Art. 286, al. 2, let. a et f

2 L’investigation secrète peut être ordonnée aux fins de poursuivre les infractions visées par les dispositions suivantes:

  • a. CP15: art. 111 à 113, 122, 124, 129, 135, 138 à 140, 143, al. 1, 144, al. 3, 144bis, ch. 1, par. 2, et ch. 2, par. 2, 146, al. 1 et 2, 147, al. 1 et 2, 148, 156, 160, 182 à 185bis, 187, 188, ch. 1, 189, al. 1 et 3, 190, al. 1 et 3, 191, 192, al. 1, 195, 196, 197, al. 3 à 5, 221, al. 1 et 2, 223, ch. 1, 224, al. 1, 226bis, 226ter, 227, ch. 1, par. 1, 228, ch. 1, par. 1, 230bis, 231, 232, ch. 1, 233, ch. 1, 234, al. 1, 237, ch. 1, 238, al. 1, 240, al. 1, 242, 244, al. 2, 251, ch. 1, 260bis à 260sexies, 264 à 267, 271, 272, ch. 2, 273, 274, ch. 1, par. 2, 301, 305bis, ch. 2, 310, 322ter, 322quater et 322septies;

  • f.
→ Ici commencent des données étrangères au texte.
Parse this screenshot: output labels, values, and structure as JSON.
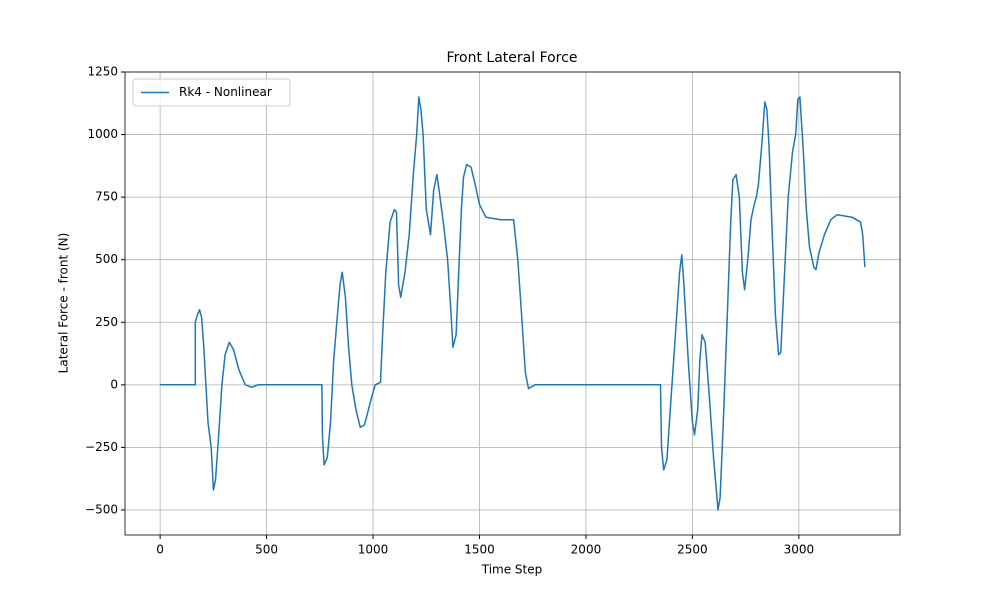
{
  "chart_data": {
    "type": "line",
    "title": "Front Lateral Force",
    "xlabel": "Time Step",
    "ylabel": "Lateral Force - front (N)",
    "x": [
      0,
      165,
      165,
      175,
      185,
      195,
      205,
      215,
      225,
      240,
      250,
      260,
      275,
      290,
      305,
      325,
      345,
      370,
      400,
      430,
      460,
      500,
      760,
      762,
      770,
      785,
      800,
      815,
      830,
      845,
      855,
      870,
      885,
      900,
      920,
      940,
      960,
      990,
      1010,
      1035,
      1045,
      1060,
      1080,
      1100,
      1110,
      1120,
      1130,
      1150,
      1170,
      1190,
      1205,
      1215,
      1225,
      1235,
      1250,
      1270,
      1285,
      1300,
      1310,
      1330,
      1350,
      1365,
      1375,
      1390,
      1400,
      1415,
      1425,
      1440,
      1460,
      1480,
      1500,
      1530,
      1600,
      1660,
      1680,
      1700,
      1715,
      1730,
      1760,
      1800,
      2350,
      2355,
      2365,
      2380,
      2400,
      2420,
      2440,
      2450,
      2460,
      2480,
      2500,
      2510,
      2525,
      2535,
      2545,
      2560,
      2580,
      2600,
      2620,
      2630,
      2645,
      2665,
      2680,
      2690,
      2705,
      2720,
      2735,
      2745,
      2760,
      2775,
      2790,
      2800,
      2810,
      2825,
      2840,
      2850,
      2860,
      2875,
      2890,
      2905,
      2915,
      2930,
      2950,
      2970,
      2985,
      2995,
      3005,
      3020,
      3035,
      3050,
      3070,
      3080,
      3095,
      3120,
      3150,
      3180,
      3250,
      3290,
      3300,
      3310
    ],
    "series": [
      {
        "name": "Rk4 - Nonlinear",
        "color": "#1f77b4",
        "values": [
          0,
          0,
          250,
          280,
          300,
          270,
          150,
          0,
          -150,
          -250,
          -420,
          -380,
          -200,
          0,
          120,
          170,
          140,
          60,
          0,
          -10,
          0,
          0,
          0,
          -200,
          -320,
          -290,
          -150,
          100,
          250,
          400,
          450,
          350,
          150,
          0,
          -100,
          -170,
          -160,
          -60,
          0,
          10,
          200,
          450,
          650,
          700,
          690,
          400,
          350,
          450,
          600,
          850,
          1000,
          1150,
          1100,
          1000,
          700,
          600,
          780,
          840,
          780,
          650,
          500,
          300,
          150,
          200,
          400,
          700,
          830,
          880,
          870,
          800,
          720,
          670,
          660,
          660,
          500,
          250,
          50,
          -15,
          0,
          0,
          0,
          -250,
          -340,
          -300,
          -50,
          200,
          450,
          520,
          400,
          100,
          -150,
          -200,
          -100,
          100,
          200,
          170,
          -50,
          -300,
          -500,
          -450,
          -150,
          300,
          650,
          820,
          840,
          750,
          450,
          380,
          500,
          660,
          720,
          750,
          800,
          950,
          1130,
          1100,
          950,
          600,
          280,
          120,
          130,
          400,
          750,
          930,
          1000,
          1140,
          1150,
          950,
          700,
          550,
          470,
          460,
          530,
          600,
          660,
          680,
          670,
          650,
          600,
          470
        ]
      }
    ],
    "xlim": [
      -165,
      3475
    ],
    "ylim": [
      -600,
      1250
    ],
    "xticks": [
      0,
      500,
      1000,
      1500,
      2000,
      2500,
      3000
    ],
    "yticks": [
      {
        "value": -500,
        "label": "−500"
      },
      {
        "value": -250,
        "label": "−250"
      },
      0,
      250,
      500,
      750,
      1000,
      1250
    ],
    "grid": true,
    "legend": "upper left"
  }
}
LStup16: art. 19, al. 2, et 20, al. 2;

Art. 294 Exemption de peine

Dans la mesure où l’agent infiltré agit dans le cadre d’une investigation secrète dûment autorisée, il n’est pas punissable en vertu des dispositions suivantes:

  • a. lors de la poursuite de la pornographie avec des mineurs ou des actes d’ordre sexuel avec des mineurs: art. 197, al. 4 et 5, CP17, dans la mesure où les objets ou représentations ont comme contenu des actes d’ordre sexuel non effectifs avec des mineurs;

  • b. lors de la poursuite d’infractions contre la LStup18: art. 19 et 20 à 22 LStup.

Art. 301, al. 1bis

1bis Le dénonciateur peut demander à l’autorité de poursuite pénale une confirmation de la dénonciation si celle-ci a été faite oralement pour mention au procès-verbal.

Art. 303a Fourniture de sûretés en cas de délit contre l’honneur

1 En cas de délit contre l’honneur, le ministère public peut astreindre le plaignant à fournir des sûretés dans un délai déterminé pour couvrir les éventuels frais et indemnités.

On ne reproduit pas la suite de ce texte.